Dresden. . In Dresden beginnt der Evangelische Kirchentag. Er wird die Energiewende fordern, obwohl sie längst beschlossen ist. Dabei hat die Kirche ganz andere Probleme.

Diesmal war die Bundesregierung schneller als der Evangelische Kirchentag. Sie hat den Ausstieg aus der Atomenergie beschlossen, noch bevor das Christentreffen am Mittwochabend überhaupt eröffnet wurde. Dabei sollte die Energiewende eines der großen Themen auf dem Kirchentag in Dresden werden. Doch erledigt sei das Thema damit noch längst nicht, erklären die Organisatoren. „Wir gehen davon aus, dass viele Teilnehmer ihrem Wunsch nach einer Energiewende Ausdruck geben wollen“, davon ist Rüdiger Runge, Sprecher des Kirchentags, überzeugt.

Allerdings ist den Protestanten ein prominenter Adressat ihres Wunsches aus aktuellem Anlass verloren gegangen. Bundesumweltminister Norbert Röttgen sagte eine Podiumsdiskussion ab, weil er nun an einer Kabinettsberatung teilnehmen muss. Eingesprungen ist SPD-Fraktionschef Frank-Walter Steinmeier. Aber auch die Präsidentin des Kirchentags, Katrin Göring-Eckardt, die Grünen-Politikerin, die auch Bundestags-Vizepräsidentin ist, hält die Atomwende für das aktuellste Thema des gesamten christlichen Großereignisses.

Es fällt auf, wie politisch das Programm ist

Auffällig ist, dass diesmal das Programm mit insgesamt 2300 Veranstaltungen klare politische Schwerpunkte setzt. Dazu gehört vor allem die Frage nach einer Wirtschaftsethik. Aber auch ein „Klassiker“ der Kirchentage soll wegen der Entwicklung vor allem in Afghanistan breit diskutiert werden: das Verhältnis zwischen Friedensethik und Verteidigungspolitik. Darüber will auch der Ratsvorsitzende der EKD (Evangelische Kirche in Deutschland) Nikolaus Schneider mit Bundesverteidigungsminister Thomas de Maizière auf einem Podium sprechen. Zudem werden auch Bundespräsident Christian Wulff, Bundestags-Präsident Norbert Lammert und Bundeskanzlerin Angela Merkel erwartet.
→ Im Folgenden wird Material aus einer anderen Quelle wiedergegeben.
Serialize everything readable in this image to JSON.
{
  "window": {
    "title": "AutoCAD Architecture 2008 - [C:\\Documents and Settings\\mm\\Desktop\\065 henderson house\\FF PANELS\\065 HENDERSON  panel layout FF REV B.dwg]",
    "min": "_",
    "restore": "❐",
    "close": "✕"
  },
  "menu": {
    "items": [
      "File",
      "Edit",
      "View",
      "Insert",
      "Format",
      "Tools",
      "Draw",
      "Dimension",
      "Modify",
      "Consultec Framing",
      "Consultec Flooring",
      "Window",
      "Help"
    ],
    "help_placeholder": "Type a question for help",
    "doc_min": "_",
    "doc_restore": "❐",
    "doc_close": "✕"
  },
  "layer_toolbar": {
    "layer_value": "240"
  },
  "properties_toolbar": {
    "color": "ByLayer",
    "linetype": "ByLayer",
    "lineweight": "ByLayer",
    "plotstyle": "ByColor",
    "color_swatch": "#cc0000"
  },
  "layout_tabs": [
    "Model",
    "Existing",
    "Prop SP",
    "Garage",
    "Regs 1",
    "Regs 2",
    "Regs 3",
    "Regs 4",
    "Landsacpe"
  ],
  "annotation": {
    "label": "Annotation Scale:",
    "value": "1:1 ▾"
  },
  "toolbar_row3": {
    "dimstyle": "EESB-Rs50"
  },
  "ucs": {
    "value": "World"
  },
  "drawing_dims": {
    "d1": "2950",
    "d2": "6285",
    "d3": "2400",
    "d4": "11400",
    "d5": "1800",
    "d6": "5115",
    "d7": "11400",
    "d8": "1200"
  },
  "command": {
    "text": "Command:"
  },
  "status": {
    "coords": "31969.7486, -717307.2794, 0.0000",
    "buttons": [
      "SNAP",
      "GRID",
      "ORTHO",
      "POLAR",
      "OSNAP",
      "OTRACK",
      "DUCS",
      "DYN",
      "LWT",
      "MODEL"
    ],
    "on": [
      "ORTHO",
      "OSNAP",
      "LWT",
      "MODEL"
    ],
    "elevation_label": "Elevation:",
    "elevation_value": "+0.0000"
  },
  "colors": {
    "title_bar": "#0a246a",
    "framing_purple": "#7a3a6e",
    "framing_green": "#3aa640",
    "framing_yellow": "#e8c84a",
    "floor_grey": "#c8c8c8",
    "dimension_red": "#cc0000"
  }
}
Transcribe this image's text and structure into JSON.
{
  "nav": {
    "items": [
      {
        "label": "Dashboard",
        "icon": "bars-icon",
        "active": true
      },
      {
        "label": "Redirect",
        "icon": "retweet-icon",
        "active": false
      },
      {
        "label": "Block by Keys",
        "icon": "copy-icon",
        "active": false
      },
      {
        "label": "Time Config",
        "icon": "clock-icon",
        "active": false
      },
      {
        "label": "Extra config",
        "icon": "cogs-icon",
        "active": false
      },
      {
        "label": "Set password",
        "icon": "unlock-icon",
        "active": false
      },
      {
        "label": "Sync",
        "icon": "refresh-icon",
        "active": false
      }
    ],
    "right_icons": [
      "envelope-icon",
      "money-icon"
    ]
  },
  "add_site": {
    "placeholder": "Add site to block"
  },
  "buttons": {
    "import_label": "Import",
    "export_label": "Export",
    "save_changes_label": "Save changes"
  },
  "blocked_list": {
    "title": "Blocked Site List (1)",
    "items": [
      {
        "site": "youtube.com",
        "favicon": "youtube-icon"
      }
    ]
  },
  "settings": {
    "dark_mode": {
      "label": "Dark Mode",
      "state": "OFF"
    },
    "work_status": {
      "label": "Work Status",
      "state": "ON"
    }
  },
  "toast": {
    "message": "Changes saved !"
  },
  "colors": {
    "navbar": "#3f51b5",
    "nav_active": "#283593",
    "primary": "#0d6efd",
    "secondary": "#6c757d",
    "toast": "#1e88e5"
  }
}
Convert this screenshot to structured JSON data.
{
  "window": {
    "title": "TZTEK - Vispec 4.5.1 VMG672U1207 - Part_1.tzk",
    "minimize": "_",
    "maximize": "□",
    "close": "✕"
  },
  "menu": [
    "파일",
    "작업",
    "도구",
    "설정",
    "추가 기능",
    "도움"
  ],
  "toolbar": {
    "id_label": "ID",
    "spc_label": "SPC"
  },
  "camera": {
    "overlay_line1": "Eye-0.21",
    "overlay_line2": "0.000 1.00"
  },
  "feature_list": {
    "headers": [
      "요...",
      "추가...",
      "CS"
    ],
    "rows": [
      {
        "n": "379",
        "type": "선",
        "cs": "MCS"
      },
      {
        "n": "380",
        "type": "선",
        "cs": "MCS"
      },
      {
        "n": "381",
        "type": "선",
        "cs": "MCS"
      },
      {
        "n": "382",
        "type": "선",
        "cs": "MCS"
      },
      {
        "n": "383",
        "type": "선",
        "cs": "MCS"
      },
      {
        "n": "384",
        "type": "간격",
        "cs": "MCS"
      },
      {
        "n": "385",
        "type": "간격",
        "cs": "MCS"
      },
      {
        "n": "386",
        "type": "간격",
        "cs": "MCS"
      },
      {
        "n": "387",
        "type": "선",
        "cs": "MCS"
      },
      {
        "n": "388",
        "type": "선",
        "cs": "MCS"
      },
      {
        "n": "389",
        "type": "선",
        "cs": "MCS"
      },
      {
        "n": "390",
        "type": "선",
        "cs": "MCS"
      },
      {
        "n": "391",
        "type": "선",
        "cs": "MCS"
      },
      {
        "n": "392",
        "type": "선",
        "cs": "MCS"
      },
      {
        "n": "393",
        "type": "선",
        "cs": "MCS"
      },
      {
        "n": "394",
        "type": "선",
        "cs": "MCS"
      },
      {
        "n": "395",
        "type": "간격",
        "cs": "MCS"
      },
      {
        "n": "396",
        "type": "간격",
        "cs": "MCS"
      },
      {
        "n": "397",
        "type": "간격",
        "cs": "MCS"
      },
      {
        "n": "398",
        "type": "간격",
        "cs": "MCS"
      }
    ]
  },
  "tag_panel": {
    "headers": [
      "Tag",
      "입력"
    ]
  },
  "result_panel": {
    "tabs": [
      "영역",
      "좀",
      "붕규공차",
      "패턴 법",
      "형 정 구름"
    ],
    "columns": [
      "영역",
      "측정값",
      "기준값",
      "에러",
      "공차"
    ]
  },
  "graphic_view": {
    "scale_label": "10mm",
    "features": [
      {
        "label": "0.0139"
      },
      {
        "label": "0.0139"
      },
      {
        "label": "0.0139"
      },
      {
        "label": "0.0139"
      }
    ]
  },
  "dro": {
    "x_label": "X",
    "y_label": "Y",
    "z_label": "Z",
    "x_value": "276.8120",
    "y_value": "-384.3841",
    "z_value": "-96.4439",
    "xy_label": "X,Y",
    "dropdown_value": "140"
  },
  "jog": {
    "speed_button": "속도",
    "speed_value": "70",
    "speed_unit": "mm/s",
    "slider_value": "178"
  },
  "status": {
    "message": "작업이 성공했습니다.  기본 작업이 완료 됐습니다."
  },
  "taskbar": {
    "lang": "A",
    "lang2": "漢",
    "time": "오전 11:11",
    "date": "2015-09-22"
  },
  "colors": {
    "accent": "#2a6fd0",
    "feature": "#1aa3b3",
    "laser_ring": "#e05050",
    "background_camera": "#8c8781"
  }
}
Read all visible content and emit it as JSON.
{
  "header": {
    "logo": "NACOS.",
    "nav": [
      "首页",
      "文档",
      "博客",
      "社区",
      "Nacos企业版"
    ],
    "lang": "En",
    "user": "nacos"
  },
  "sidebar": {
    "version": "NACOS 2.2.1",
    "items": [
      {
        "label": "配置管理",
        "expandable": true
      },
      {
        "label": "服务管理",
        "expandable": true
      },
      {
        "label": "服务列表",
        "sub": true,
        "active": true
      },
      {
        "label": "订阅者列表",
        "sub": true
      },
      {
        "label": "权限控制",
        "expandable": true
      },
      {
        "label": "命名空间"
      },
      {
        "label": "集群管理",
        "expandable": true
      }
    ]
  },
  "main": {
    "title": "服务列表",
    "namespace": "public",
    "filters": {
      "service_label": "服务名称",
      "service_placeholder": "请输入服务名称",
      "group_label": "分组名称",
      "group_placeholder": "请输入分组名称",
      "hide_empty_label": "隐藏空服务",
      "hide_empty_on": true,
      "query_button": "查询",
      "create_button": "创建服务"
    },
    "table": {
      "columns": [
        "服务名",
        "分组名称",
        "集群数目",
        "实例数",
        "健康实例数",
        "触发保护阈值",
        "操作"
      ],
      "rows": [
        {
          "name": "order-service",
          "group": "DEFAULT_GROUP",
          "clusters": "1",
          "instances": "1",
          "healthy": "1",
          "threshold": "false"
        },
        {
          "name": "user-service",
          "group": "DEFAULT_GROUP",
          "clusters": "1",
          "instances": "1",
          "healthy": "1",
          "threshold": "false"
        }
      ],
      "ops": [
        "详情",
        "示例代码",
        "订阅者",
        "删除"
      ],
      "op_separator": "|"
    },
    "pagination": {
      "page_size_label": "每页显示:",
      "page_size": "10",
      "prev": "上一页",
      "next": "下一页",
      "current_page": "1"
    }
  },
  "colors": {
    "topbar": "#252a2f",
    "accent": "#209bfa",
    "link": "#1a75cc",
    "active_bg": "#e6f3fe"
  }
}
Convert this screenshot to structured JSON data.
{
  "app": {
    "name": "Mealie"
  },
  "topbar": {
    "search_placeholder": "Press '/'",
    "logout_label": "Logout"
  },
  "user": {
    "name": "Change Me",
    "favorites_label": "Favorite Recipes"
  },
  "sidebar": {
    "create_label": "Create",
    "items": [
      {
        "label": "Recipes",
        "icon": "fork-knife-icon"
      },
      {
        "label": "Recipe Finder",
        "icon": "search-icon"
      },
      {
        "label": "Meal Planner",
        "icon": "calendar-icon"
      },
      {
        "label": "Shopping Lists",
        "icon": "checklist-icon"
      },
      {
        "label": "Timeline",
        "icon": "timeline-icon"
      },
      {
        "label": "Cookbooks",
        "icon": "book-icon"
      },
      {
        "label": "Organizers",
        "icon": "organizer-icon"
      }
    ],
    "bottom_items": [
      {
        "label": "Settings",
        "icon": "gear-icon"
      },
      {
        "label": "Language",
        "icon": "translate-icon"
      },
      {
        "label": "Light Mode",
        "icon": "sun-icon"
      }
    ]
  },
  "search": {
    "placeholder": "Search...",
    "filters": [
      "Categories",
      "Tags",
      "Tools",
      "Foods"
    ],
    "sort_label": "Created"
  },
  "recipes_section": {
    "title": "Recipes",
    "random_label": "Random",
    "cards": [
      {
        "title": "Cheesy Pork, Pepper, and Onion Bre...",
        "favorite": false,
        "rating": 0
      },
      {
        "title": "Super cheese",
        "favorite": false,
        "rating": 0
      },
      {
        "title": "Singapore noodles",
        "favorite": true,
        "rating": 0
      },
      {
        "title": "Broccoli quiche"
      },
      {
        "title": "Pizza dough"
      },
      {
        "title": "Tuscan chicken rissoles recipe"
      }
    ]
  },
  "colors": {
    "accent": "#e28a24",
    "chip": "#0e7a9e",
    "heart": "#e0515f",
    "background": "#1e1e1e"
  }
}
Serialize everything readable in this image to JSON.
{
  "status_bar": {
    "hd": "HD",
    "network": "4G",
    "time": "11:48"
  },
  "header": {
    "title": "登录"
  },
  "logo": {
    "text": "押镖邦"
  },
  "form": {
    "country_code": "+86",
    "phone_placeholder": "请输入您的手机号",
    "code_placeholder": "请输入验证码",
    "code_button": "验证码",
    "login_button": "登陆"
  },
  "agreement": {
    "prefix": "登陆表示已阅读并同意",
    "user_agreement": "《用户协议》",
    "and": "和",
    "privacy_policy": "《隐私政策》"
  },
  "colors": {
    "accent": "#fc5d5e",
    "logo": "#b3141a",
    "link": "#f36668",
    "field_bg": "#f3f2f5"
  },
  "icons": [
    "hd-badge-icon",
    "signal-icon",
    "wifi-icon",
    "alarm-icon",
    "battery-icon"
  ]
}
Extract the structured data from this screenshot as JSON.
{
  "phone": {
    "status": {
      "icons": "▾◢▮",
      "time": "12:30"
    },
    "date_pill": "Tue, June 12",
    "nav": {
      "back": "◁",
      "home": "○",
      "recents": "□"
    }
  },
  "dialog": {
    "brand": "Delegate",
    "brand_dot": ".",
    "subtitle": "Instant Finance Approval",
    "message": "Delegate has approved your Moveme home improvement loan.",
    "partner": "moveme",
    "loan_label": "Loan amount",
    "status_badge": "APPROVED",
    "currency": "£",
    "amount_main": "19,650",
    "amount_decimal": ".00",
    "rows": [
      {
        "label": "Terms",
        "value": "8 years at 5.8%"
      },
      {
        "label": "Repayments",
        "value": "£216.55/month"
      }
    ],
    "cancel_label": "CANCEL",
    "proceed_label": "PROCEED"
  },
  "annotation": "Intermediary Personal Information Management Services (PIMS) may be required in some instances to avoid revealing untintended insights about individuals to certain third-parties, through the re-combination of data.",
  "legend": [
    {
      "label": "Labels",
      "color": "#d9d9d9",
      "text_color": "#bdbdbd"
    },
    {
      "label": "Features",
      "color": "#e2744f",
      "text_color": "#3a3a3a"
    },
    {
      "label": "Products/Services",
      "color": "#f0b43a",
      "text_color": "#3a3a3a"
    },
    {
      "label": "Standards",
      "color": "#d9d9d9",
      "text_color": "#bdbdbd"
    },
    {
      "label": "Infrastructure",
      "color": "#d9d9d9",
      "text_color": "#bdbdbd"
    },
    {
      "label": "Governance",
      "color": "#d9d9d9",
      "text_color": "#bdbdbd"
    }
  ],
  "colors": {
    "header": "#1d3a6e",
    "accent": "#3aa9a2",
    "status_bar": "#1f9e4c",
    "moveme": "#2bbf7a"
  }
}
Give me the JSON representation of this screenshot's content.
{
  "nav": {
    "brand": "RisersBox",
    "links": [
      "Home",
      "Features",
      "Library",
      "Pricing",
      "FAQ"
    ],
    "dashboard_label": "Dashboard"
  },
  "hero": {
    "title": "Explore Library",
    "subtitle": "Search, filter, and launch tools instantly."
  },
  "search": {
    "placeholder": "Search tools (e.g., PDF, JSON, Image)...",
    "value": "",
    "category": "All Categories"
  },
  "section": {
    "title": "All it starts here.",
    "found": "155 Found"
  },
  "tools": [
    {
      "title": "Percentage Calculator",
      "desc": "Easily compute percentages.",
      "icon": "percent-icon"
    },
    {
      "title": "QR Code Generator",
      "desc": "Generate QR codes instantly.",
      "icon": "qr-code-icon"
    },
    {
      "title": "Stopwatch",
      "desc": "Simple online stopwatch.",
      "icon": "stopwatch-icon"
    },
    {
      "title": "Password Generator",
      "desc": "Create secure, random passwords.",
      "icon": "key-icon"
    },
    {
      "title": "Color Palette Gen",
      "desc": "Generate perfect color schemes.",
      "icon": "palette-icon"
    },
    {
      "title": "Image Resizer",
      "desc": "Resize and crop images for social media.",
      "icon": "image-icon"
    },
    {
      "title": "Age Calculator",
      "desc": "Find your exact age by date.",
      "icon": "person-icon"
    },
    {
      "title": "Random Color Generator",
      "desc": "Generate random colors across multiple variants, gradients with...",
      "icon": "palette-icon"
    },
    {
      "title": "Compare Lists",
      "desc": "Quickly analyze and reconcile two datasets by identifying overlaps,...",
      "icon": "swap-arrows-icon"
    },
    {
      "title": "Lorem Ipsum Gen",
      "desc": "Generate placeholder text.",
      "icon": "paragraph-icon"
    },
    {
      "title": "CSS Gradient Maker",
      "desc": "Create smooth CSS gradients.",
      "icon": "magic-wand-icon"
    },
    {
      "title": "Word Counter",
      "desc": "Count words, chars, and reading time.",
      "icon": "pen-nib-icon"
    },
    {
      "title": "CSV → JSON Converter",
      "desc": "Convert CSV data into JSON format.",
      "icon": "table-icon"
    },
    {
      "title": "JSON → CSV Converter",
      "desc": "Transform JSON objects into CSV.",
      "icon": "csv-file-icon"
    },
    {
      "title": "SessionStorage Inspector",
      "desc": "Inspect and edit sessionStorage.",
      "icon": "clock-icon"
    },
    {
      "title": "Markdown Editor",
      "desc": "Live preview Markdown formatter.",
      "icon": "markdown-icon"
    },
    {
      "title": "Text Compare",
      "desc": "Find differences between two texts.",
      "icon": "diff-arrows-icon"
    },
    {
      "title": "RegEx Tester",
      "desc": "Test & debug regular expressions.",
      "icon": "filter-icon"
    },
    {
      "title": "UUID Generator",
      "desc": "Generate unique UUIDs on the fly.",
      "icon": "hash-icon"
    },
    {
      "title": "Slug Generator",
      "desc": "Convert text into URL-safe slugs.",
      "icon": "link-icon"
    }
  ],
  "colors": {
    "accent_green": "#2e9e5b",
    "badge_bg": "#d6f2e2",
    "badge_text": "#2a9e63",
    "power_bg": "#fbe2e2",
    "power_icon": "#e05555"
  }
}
Doch trotz aller Politik dürfte ein Thema in Dresden ganz besonders in den Mittelpunkt rücken. Die Frage nämlich, welche Bedeutung das Christentum überhaupt noch in der Gesellschaft hat. Denn in Sachsen gehört nur jeder Fünfte zur evangelischen Kirche, wie eine neue Umfrage im Auftrag der „Zeit“ ergab. 60 Prozent der Befragten betet nie und nur ein Drittel glaubt an Gott. Jeder zweite Sachse will keine Kruzifixe an öffentlichen Orten sehen.

Kirchtag im unchristlichen Sachsen

Wie die Sachsen also damit umgehen, dass mitten in ihrer atheistischen oder kirchenfernen Welt fünf Tage lang Christen mit ihren leuchtend weißen Zeltburgen in der Altstadt, den vielen bunten Bühnen überall an den Ufern der Elbe, mit Kirchenbänken auf der Straße und mit ihrer alles überragenden Präsenz das öffentliche Geschehen bestimmen werden, das wird wohl die spannendste Frage dieses Evangelischen Kirchentages werden.